Machine learning algorithms for optimization of bearing fault diagnosis in wind systems: a comparative study
摘要
The research compares the performance of a pair of machine learning toolkits PCA-ANN and LDA-ANN in optimising the fault diagnosis performance of a turbo machinery, a wind turbine, where bearings have become one of the most unreliable parts in mechanical systems. Our dataset, a 50-days record of a vibration signal acquired on a high-speed shaft of a 2 MW wind turbine, enabled us to obtain 15 statistical parameters in the time domain and resort to Principal Component Analysis (PCA) and Linear Discriminant Analysis (LDA) to reduce the dimensionality without losing much of the variance (97.6 percent) (PCA) or, at the same time, without diminishing the possibilities to separate the data in different classes (maximize the separability between classes) (LDA).
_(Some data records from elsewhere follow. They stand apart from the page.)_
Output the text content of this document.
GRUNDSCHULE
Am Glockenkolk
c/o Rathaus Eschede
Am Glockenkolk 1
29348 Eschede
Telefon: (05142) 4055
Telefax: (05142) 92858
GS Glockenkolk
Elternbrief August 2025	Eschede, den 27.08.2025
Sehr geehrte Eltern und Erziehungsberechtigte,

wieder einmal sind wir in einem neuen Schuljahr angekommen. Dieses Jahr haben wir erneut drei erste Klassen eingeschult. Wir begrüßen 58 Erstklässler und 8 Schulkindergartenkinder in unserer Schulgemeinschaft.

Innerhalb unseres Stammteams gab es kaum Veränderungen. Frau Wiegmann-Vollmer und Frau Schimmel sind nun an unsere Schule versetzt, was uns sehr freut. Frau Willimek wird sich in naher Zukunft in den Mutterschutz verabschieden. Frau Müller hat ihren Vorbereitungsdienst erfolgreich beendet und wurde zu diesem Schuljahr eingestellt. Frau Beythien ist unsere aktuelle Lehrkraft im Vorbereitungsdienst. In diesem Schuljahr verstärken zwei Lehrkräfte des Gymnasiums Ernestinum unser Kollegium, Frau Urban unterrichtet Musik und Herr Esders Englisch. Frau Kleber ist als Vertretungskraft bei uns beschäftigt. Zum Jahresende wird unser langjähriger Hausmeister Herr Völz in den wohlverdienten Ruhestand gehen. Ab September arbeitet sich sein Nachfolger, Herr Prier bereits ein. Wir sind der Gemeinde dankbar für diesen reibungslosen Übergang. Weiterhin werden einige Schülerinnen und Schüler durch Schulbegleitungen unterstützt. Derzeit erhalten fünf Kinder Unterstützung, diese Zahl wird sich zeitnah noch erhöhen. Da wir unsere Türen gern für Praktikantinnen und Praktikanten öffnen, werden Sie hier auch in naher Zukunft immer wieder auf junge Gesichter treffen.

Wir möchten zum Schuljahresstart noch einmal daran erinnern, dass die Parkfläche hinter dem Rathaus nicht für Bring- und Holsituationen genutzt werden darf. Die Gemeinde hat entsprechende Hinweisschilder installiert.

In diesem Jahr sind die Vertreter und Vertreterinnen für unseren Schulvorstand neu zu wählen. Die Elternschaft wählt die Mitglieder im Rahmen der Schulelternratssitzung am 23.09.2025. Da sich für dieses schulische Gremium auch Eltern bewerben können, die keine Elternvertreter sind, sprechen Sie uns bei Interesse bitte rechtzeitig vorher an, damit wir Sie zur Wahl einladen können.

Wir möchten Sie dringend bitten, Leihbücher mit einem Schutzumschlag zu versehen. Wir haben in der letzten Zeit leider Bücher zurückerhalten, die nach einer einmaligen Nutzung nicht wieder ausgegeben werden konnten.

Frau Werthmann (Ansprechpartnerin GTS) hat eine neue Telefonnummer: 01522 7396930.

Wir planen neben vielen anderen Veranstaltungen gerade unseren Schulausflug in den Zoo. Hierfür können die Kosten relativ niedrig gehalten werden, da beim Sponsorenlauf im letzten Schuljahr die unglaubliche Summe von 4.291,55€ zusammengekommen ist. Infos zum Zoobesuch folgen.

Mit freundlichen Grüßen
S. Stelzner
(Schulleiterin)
Biometric performance of these reduced features was subsequently trained using a 10 neurons hidden layer in an ANN (PCA-ANN tested with accuracy = 80% loss = 0.059 and LDA-ANN tested with accuracy = 86.7%, loss = 0.031). LDA-ANN has proven to be better, requiring less time to execute (24.36 s vs. 28.39 s) and report fewer errors, which further establishes the strength of LDA in supervised fault detection. These findings present strong evidence of the effectiveness of a combination of statistical feature extraction, dimension reduction, and ANN-based classification in predictive maintenance, and at the same time, they indicate the potential to be advanced using additional datasets or hybrid modeling models.